At least one REIT, Washington, D.C.-based Housing Partnership Equity Trust, operates in the U.S. The REIT is managed by the Housing Partnership Network, a collaboration of housing and community development nonprofits. Several investment banks and foundations have collectively provided $100 million to invest in modest-income multifamily properties across the country.

There are also opportunities abroad. London-based Bridges Ventures finances elder care homes, environmentally sustainable properties and affordable housing. Brussels-based KOIS INVEST has a fund that invests in affordable housing in Belgium, while Monterrey-based venture capital firm IGNIA finances affordable housing and health-care services in Mexico.

Green Gables
While social impact real estate is gaining in popularity with investors, so is eco-friendly real estate. Investment opportunities in the green segment of the real estate market are largely driven by global trends in demographics, urbanization and redevelopment, increasingly rigorous energy efficiency mandates for commercial and residential buildings and tenant demand for sustainable offices and homes.

“The free market is now concerned about green and socially responsible policies. Landlords have to serve their tenants,” says Paul Adornato, a research analyst at BMO Capital Markets.

While there are almost no pure-play green real estate funds, many real estate companies do report sustainability measures and energy-efficiency improvements. “Most of the REITs have some sort of green policy. It’s a normal way of doing business today. Their investors care and it’s a good way to save money,” says Adornato.

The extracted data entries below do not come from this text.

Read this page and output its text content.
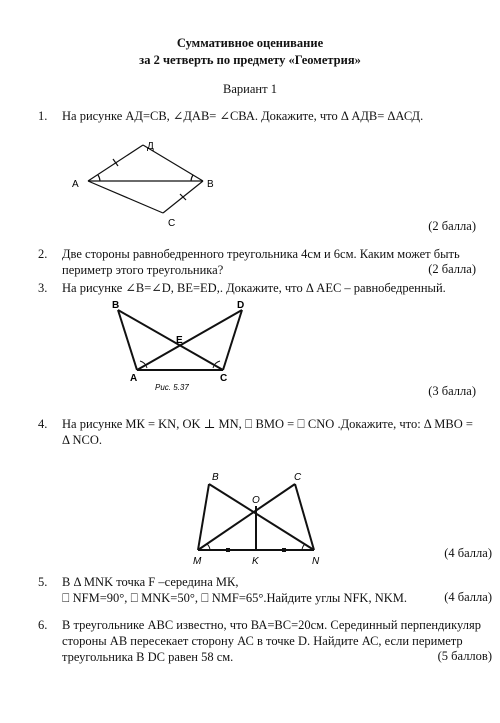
Суммативное оценивание
за 2 четверть по предмету «Геометрия»
Вариант 1
1. На рисунке АД=СВ, ∠ДАВ= ∠СВА. Докажите, что Δ АДВ= ΔАСД.
Д
А	В
С	(2 балла)
2. Две стороны равнобедренного треугольника 4см и 6см. Каким может быть
периметр этого треугольника?	(2 балла)
3. На рисунке ∠В=∠D, ВЕ=ЕD,. Докажите, что Δ АЕС – равнобедренный.
B	D
E
A	C
Рис. 5.37	(3 балла)
4. На рисунке МК = KN, OK ⊥ MN, ⎕ ВМО = ⎕ CNO .Докажите, что: Δ МВО =
Δ NCO.
B	C
O
M	K	N
(4 балла)
5. В Δ MNK точка F –середина МК,
⎕ NFM=90°, ⎕ MNK=50°, ⎕ NMF=65°.Найдите углы NFK, NKM.	(4 балла)
6. В треугольнике АВС известно, что ВА=ВС=20см. Серединный перпендикуляр
стороны АВ пересекает сторону АС в точке D. Найдите АС, если периметр
треугольника В DС равен 58 см.	(5 баллов)
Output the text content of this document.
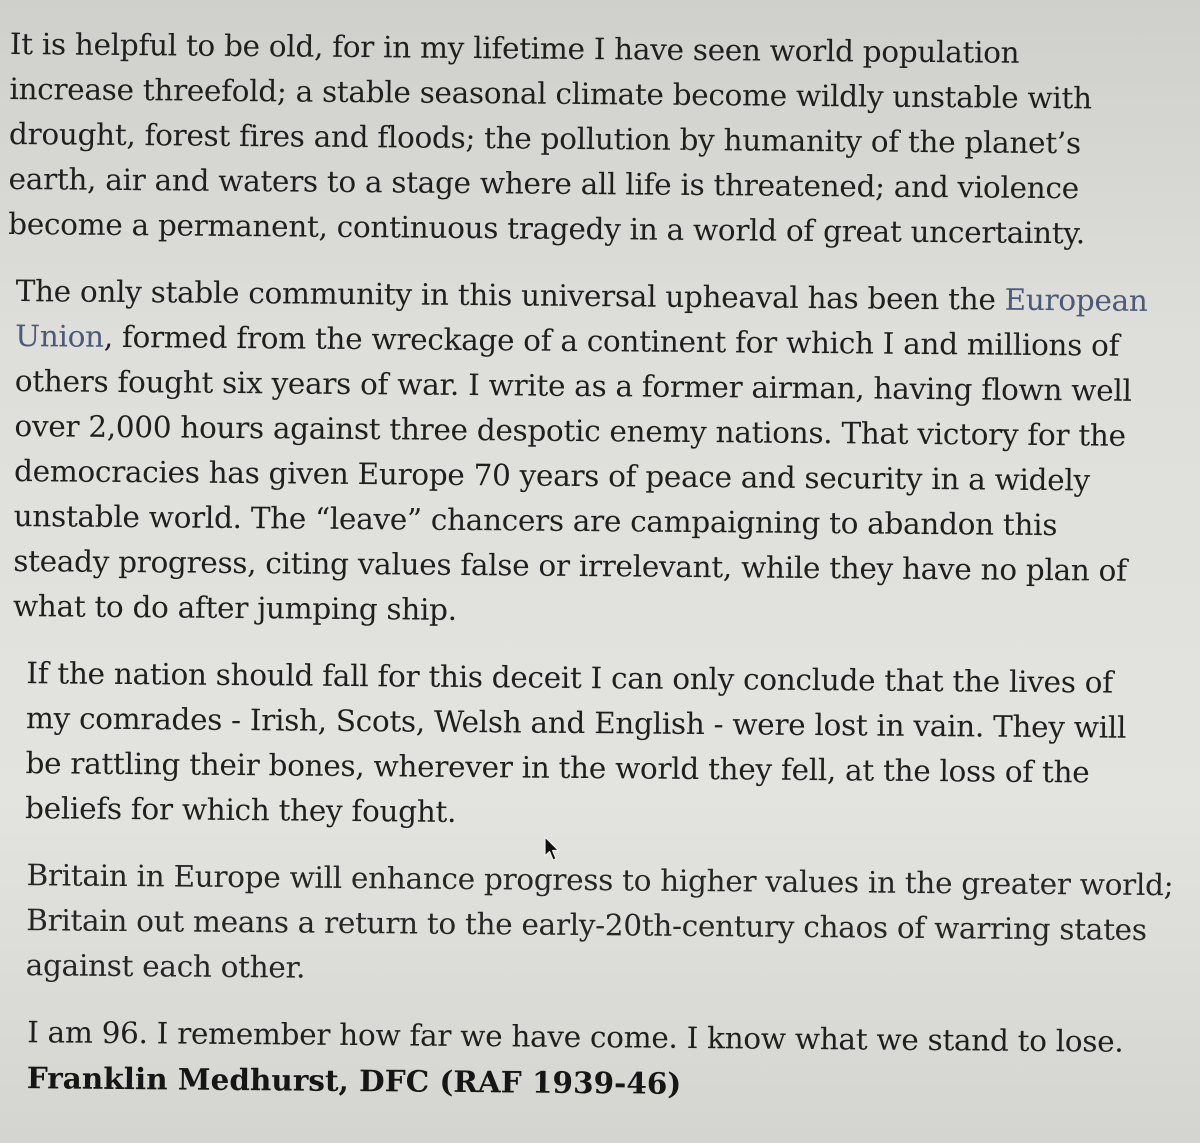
It is helpful to be old, for in my lifetime I have seen world population
increase threefold; a stable seasonal climate become wildly unstable with
drought, forest fires and floods; the pollution by humanity of the planet’s
earth, air and waters to a stage where all life is threatened; and violence
become a permanent, continuous tragedy in a world of great uncertainty.

The only stable community in this universal upheaval has been the European
Union, formed from the wreckage of a continent for which I and millions of
others fought six years of war. I write as a former airman, having flown well
over 2,000 hours against three despotic enemy nations. That victory for the
democracies has given Europe 70 years of peace and security in a widely
unstable world. The “leave” chancers are campaigning to abandon this
steady progress, citing values false or irrelevant, while they have no plan of
what to do after jumping ship.

If the nation should fall for this deceit I can only conclude that the lives of
my comrades - Irish, Scots, Welsh and English - were lost in vain. They will
be rattling their bones, wherever in the world they fell, at the loss of the
beliefs for which they fought.

Britain in Europe will enhance progress to higher values in the greater world;
Britain out means a return to the early-20th-century chaos of warring states
against each other.

I am 96. I remember how far we have come. I know what we stand to lose.
Franklin Medhurst, DFC (RAF 1939-46)
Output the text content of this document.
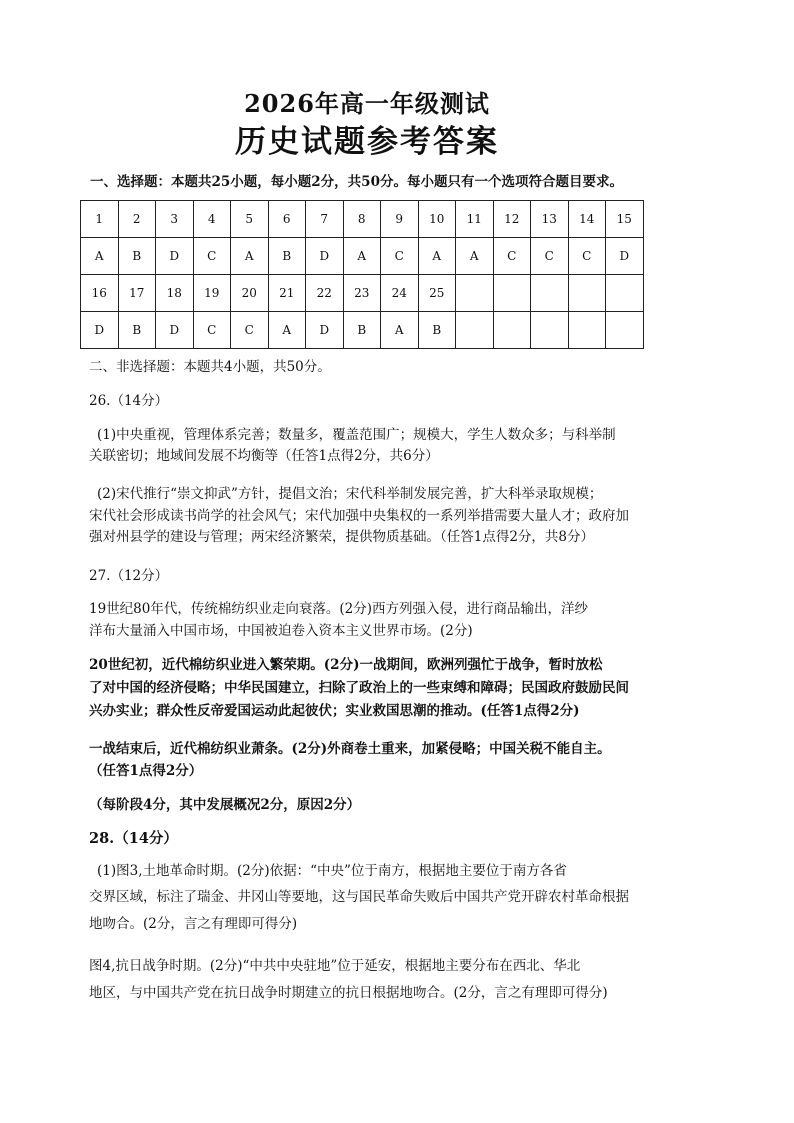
2026年高一年级测试
历史试题参考答案
一、选择题：本题共25小题，每小题2分，共50分。每小题只有一个选项符合题目要求。
1	2	3	4	5	6	7	8	9	10	11	12	13	14	15
A	B	D	C	A	B	D	A	C	A	A	C	C	C	D
16	17	18	19	20	21	22	23	24	25					
D	B	D	C	C	A	D	B	A	B					
二、非选择题：本题共4小题，共50分。
26.（14分）
(1)中央重视，管理体系完善；数量多，覆盖范围广；规模大，学生人数众多；与科举制
关联密切；地域间发展不均衡等（任答1点得2分，共6分）
(2)宋代推行“崇文抑武”方针，提倡文治；宋代科举制发展完善，扩大科举录取规模；
宋代社会形成读书尚学的社会风气；宋代加强中央集权的一系列举措需要大量人才；政府加
强对州县学的建设与管理；两宋经济繁荣，提供物质基础。（任答1点得2分，共8分）
27.（12分）
19世纪80年代，传统棉纺织业走向衰落。(2分)西方列强入侵，进行商品输出，洋纱
洋布大量涌入中国市场，中国被迫卷入资本主义世界市场。(2分)
20世纪初，近代棉纺织业进入繁荣期。(2分)一战期间，欧洲列强忙于战争，暂时放松
了对中国的经济侵略；中华民国建立，扫除了政治上的一些束缚和障碍；民国政府鼓励民间
兴办实业；群众性反帝爱国运动此起彼伏；实业救国思潮的推动。(任答1点得2分)
一战结束后，近代棉纺织业萧条。(2分)外商卷土重来，加紧侵略；中国关税不能自主。
（任答1点得2分）
（每阶段4分，其中发展概况2分，原因2分）
28.（14分）
(1)图3,土地革命时期。(2分)依据：“中央”位于南方，根据地主要位于南方各省
交界区域，标注了瑞金、井冈山等要地，这与国民革命失败后中国共产党开辟农村革命根据
地吻合。(2分，言之有理即可得分)
图4,抗日战争时期。(2分)“中共中央驻地”位于延安，根据地主要分布在西北、华北
地区，与中国共产党在抗日战争时期建立的抗日根据地吻合。(2分，言之有理即可得分)
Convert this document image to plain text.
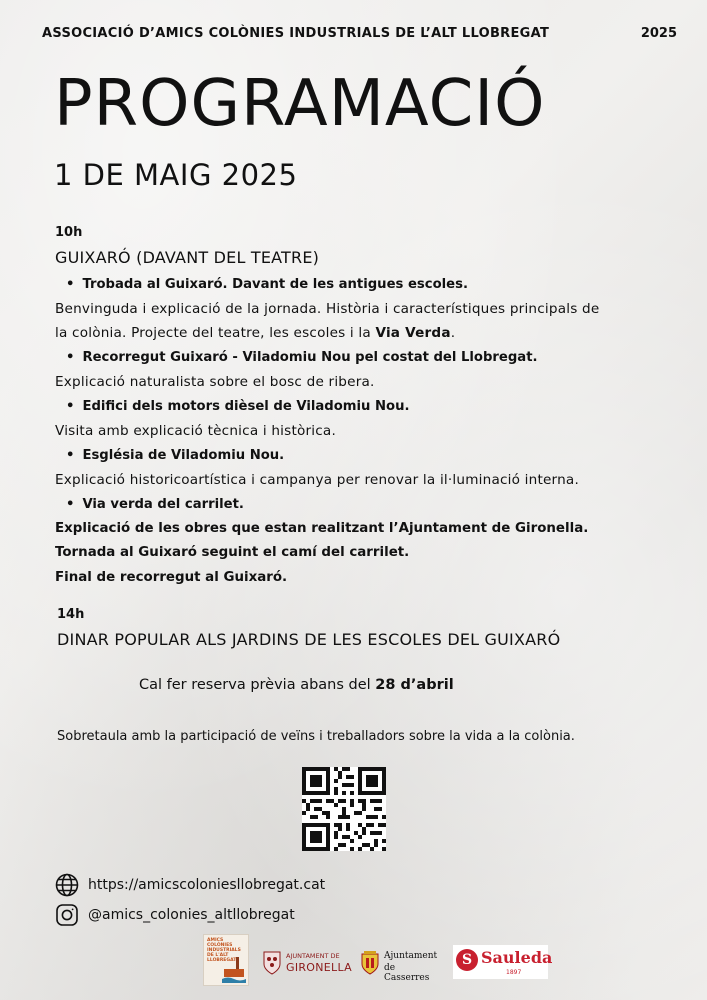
ASSOCIACIÓ D’AMICS COLÒNIES INDUSTRIALS DE L’ALT LLOBREGAT	2025
PROGRAMACIÓ
1 DE MAIG 2025
10h
GUIXARÓ (DAVANT DEL TEATRE)
• Trobada al Guixaró. Davant de les antigues escoles.
Benvinguda i explicació de la jornada. Història i característiques principals de
la colònia. Projecte del teatre, les escoles i la Via Verda.
• Recorregut Guixaró - Viladomiu Nou pel costat del Llobregat.
Explicació naturalista sobre el bosc de ribera.
• Edifici dels motors dièsel de Viladomiu Nou.
Visita amb explicació tècnica i històrica.
• Església de Viladomiu Nou.
Explicació historicoartística i campanya per renovar la il·luminació interna.
• Via verda del carrilet.
Explicació de les obres que estan realitzant l’Ajuntament de Gironella.
Tornada al Guixaró seguint el camí del carrilet.
Final de recorregut al Guixaró.
14h
DINAR POPULAR ALS JARDINS DE LES ESCOLES DEL GUIXARÓ
Cal fer reserva prèvia abans del 28 d’abril
Sobretaula amb la participació de veïns i treballadors sobre la vida a la colònia.
https://amicscoloniesllobregat.cat
@amics_colonies_altllobregat
AMICS
COLÒNIES
INDUSTRIALS
DE L'ALT
LLOBREGAT
AJUNTAMENT DE
GIRONELLA
Ajuntament
de Casserres
S Sauleda
1897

Last summer, two publicly traded commercial REITs raised $700 million to invest in green real estate development and retrofit projects. Regency Centers (NYSE: REG) and Vornado Realty Trust (NYSE:VNO) launched bond placements of $250 million and $450 million, respectively.

Impact investors concerned about mitigating carbon emissions and resultant climate change are investing in modifying buildings to decrease their energy use. Buildings account for about one-third of the world’s energy consumption and greenhouse gas emissions, according to a 2014 report from the United Nations Environment Programme Finance Initiative (UNEP FI) Property Working Group, “Unlocking the Energy Efficiency Retrofit Investment Opportunity.”
The estimated investment opportunity in energy-efficiency-commercial-building retrofits ranges from $231 billion to $300 billion per year globally by 2020, says the report. Investing in a 30% improvement in commercial building efficiency would result in an IRR of 28.6% over 10 years, according to UNEP FI.

Academic studies and UNEP FI data demonstrate that both commercial and residential eco-certified buildings provide investors with considerable advantages over comparable non-certified properties. “On average, statistical studies have found office rental price premiums for LEED or Energy Star certification of 3% to 6%, occupancy premiums of approximately 10%, and sales price premiums of 10% to 13%,” says an April report by the Rocky Mountain Institute, “How To Calculate And Present Deep Retrofit Value: A Guide For Investors.”